Russian punk band Pussy Riot used the holiday season to release a new song ten months later: “Mama Don’t Watch TV (Мама, не смотри телевизор)”. the Russian invasion of Ukraine. In the issue, the group protests against the war, against the West’s commercial support for their homeland, as it keeps buying gas and oil, and demands it from the President Wladimir Putin be judged by an international court.
In a statement, the Pussy Riot members Maria Alyokhina, Olga Borisova, Diana Burkot and Taso Pletner, seen in the video, described Putin’s government as a “terrorist regime” and its officials, generals and spokespersons as “war criminals”. “. In this text, they explain that since the conflict began on February 24, military censorship has triumphed in Russia, banning calls for war and the publication of material about the invasion that has not previously been verified by the Kremlin. “Hell, we’re going to tell the truth! This is the music of our anger, outrage and disunity, a desperate and reproachful cry against Putin’s bloodthirsty puppets led by a cannibalistic monster,” they write.
The chorus is based on the phrase a jailed Russian soldier said to his mother: “Mom, there are no Nazis here, don’t watch TV.” After recalling how dissidents or opponents were eliminated by being sent to prison or poisoned, Pussy Riot calls for an embargo on Russian profits from the sale of gas and oil, a ban on the sale of arms and ammunition to that country, seizing bank accounts and properties of Russian officials and oligarchs in the West and increasing sanctions against them, in addition to an international trial of Putin and “everyone responsible for the Ukrainian genocide.” They urge their compatriots not to take part in the war or to listen to their propaganda. “Every action against the war is important,” he concludes.
Members of the Pussy Riot group targeted by Russian authorities while the 2014 Olympics were being held in Sochi, Russia, AP
One of the participants in the video, Maria Alyokhina, better known as Masha, is the leader of Pussy Riot. Last May he told the Spanish newspaper El País from Iceland: “They arrested me three days after the start of the war with Ukraine. I was in a labor camp again. When they released me, my friends had either left Russia or were in prison. Here everything is always so complicated and stupid. They took my passport. I am here thanks to the solidarity of other artists who helped me escape from Russia. We Pussy Riot exist because of this solidarity, with which we build something stronger than weapons.” Alekhina escaped from Moscow disguised as a food deliverer.

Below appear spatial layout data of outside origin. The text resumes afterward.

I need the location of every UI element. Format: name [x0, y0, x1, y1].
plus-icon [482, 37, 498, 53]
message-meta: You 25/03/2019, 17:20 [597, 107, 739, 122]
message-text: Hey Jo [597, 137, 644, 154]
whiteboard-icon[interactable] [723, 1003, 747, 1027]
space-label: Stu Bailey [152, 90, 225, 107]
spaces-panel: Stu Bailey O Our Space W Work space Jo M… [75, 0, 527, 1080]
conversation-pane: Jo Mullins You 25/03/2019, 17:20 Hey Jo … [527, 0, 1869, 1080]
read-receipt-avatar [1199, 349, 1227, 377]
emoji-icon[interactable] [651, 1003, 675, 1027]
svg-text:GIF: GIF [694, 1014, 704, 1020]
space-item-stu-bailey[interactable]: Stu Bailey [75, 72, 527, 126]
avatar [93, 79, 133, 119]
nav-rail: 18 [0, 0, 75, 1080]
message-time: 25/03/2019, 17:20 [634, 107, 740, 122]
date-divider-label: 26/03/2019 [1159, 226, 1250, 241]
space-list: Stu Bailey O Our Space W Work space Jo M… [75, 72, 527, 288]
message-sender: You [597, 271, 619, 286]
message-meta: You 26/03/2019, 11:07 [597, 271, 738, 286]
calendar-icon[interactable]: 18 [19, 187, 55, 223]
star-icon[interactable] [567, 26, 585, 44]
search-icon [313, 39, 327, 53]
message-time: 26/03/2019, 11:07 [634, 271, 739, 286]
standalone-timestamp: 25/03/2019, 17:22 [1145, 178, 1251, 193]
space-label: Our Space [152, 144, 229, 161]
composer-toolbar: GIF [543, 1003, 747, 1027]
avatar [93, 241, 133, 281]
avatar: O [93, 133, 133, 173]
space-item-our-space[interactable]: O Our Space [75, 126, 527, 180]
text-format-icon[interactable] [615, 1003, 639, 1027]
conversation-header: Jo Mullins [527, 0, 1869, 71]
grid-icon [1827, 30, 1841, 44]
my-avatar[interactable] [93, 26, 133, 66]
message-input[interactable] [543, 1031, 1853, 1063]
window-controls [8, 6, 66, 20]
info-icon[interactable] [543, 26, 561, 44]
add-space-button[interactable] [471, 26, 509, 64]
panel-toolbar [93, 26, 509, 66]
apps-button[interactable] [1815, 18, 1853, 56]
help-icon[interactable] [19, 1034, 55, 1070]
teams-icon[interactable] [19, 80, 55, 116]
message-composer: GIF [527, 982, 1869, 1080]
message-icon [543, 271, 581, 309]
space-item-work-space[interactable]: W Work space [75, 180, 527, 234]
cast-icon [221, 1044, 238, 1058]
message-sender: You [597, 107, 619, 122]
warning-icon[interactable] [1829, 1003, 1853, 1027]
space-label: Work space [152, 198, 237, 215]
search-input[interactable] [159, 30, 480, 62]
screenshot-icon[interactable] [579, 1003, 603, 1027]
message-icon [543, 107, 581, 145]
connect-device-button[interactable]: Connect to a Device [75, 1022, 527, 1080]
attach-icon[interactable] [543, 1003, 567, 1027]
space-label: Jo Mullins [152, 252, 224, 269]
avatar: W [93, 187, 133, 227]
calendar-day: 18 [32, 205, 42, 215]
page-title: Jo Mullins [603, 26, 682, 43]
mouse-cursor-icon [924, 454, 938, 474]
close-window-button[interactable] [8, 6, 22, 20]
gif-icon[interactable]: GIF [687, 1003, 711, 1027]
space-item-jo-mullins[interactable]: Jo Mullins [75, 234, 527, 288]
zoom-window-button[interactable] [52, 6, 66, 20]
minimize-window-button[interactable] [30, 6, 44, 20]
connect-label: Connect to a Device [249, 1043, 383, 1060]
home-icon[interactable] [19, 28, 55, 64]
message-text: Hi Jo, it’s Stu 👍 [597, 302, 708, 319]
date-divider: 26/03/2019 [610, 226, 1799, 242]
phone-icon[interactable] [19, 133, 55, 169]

In August 2012, the Pussy Riot, wearing colored ski masks, stormed the Russian capital’s Cathedral of Christ the Savior to plead with Our Lady to rid the world of Putin. After that performance in 2012, she was sentenced to two years in prison for hooliganism, her longest sentence, and was released in December 2013. Alyokhina described her time in prison as a gulag, where she did forced labor “for 12 hours to date.” She was later arrested several times for her activism.
Maria Alyokhina, who fled Russia for Lithuania, poses for a photo taken by her friend at one of this punk group’s many actions against the war in Ukraine Emile Ducke – NYTNS
In that interview, he defined the Russian leader as follows: “Putin doesn’t scare me. It’s nobody. He’s just some guy who held the presidency in Russia and built a totalitarian state by pretending to be a new Stalin fighting the Nazis. It is not dangerous. The things you have are dangerous. nuclear bombs, missiles. But he’s nobody. He has done nothing but ruin the country. In 22 years he hasn’t built anything. And the rest of the world knows it. And if you spend enough time in Russia and see how it works from the inside, you realize that there is nothing more stupid. That’s why I’m not afraid of him. Nobody’s scared anymore, it’s ridiculous.” What’s scary is what’s happening in Ukraine, and that’s why the band got together outside of their country and started a tour. And in August, they released a new album, Matriarchy Now.